18 October 2010 – Virgohamna
At Virgohamna, after a night anchored at Ytre Norskøya. Rolling side to side all morning in swollen seas, and then a very wet landing in the Zodiac, and a very cold couple of hours on land, stomping around the remains of Andrée’s balloon expedition, blubber cookers, and various other artefacts. Cold, cold, cold, the snow blowing in from the east, feet and hands chilled solid. Have to go so carefully, then when you find a smooth patch, more often than not it’s covered in ice. Back on the boat, pretty soaked – but my outer layers worked and underneath I’m dry.
It’s time to stop using the word ‘landscape’, because it is far from any kind of postcard. I have been walking in it day after day and I know the feel of it under my feet and the speckled, dangerous slopes of mountain after mountain, moraine and beach and iced-up stream. When I look up at the summits, which trail into the white sky, I risk snapping a bone unless I stand still first and place my feet. I can’t see properly anyway – if I cover my face with the lower part of my balaclava, so that the snow and wind don’t sting and freeze me, my breath goes straight up and clouds my glasses so I see nothing, no distance, no ground. So I take off my glasses sometimes – and then the distance is just blurred speckles.

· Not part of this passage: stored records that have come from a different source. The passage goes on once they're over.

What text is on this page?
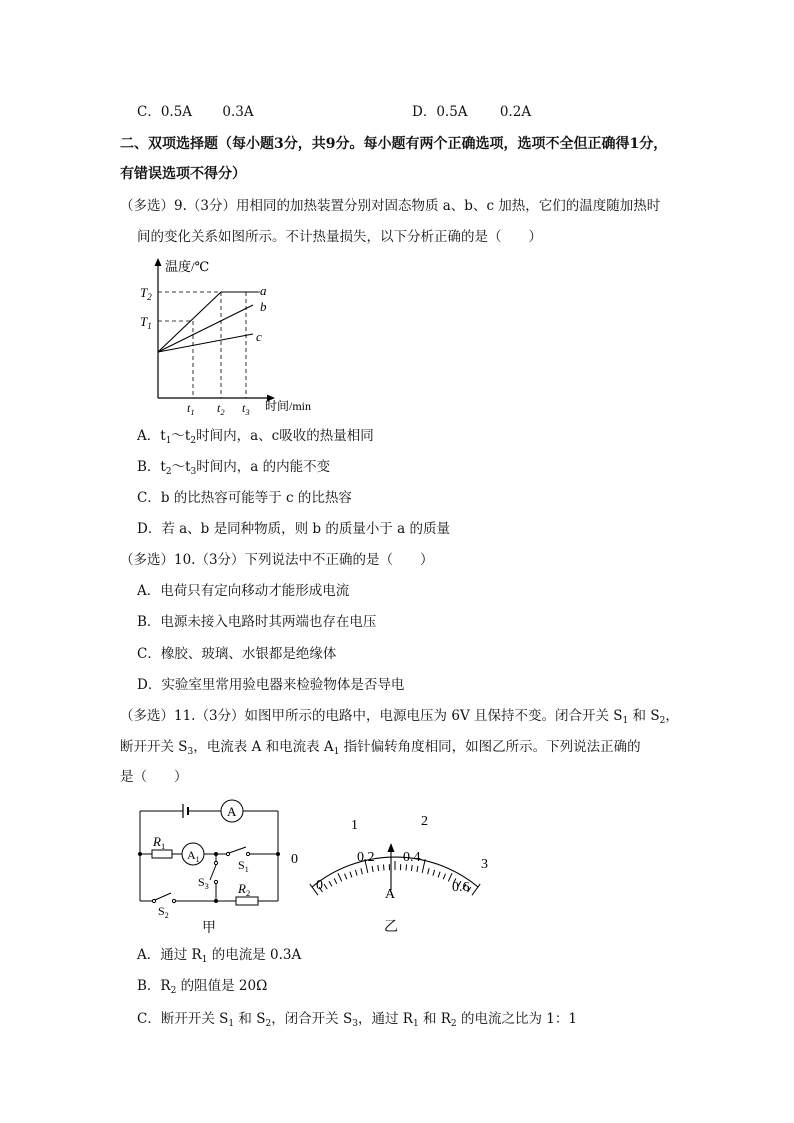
C．0.5A 0.3A	D．0.5A 0.2A
二、双项选择题（每小题3分，共9分。每小题有两个正确选项，选项不全但正确得1分，
有错误选项不得分）
（多选）9.（3分）用相同的加热装置分别对固态物质 a、b、c 加热，它们的温度随加热时
间的变化关系如图所示。不计热量损失，以下分析正确的是（　　）
温度/℃
$T_2$
$T_1$
a
b
c
$t_1$ $t_2$ $t_3$ 时间/min
A．$t_1\sim t_2$时间内，a、c吸收的热量相同
B．$t_2\sim t_3$时间内，a 的内能不变
C．b 的比热容可能等于 c 的比热容
D．若 a、b 是同种物质，则 b 的质量小于 a 的质量
（多选）10.（3分）下列说法中不正确的是（　　）
A．电荷只有定向移动才能形成电流
B．电源未接入电路时其两端也存在电压
C．橡胶、玻璃、水银都是绝缘体
D．实验室里常用验电器来检验物体是否导电
（多选）11.（3分）如图甲所示的电路中，电源电压为 6V 且保持不变。闭合开关 $S_1$ 和 $S_2$，
断开开关 $S_3$，电流表 A 和电流表 $A_1$ 指针偏转角度相同，如图乙所示。下列说法正确的
是（　　）
A
$A_1$
$R_1$
$R_2$
$S_1$
$S_3$
$S_2$
甲
0
1	2
3
0
0.2 0.4
0.6
A
乙
A．通过 $R_1$ 的电流是 0.3A
B．$R_2$ 的阻值是 20Ω
C．断开开关 $S_1$ 和 $S_2$，闭合开关 $S_3$，通过 $R_1$ 和 $R_2$ 的电流之比为 1：1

When the snow covers the rocks deeply enough to be mostly navigable without stepping into holes, it becomes a blinding sheet: I look down at nothing but white and all perspective is lost. It got deep today, and I noticed I was walking alongside a shelf of firmer snow and thought to steady myself with one hand, before realising that the shelf I thought I saw was at ankle height and merely the edge that had been stamped down by all our feet. Very strange…
Andrée’s party are said to have taken with them dinner suits and cases of port wine – a ‘party’ in more ways than one. Their 1897 balloon flight lasted 65 hours before bad weather forced them to land. They walked across the ice for 3 months to Kvitøya (White Island), but they didn’t make it through the winter. The remains of the expedition were found in 1930, and included Andrée’s diary as well as exposed photographic plates.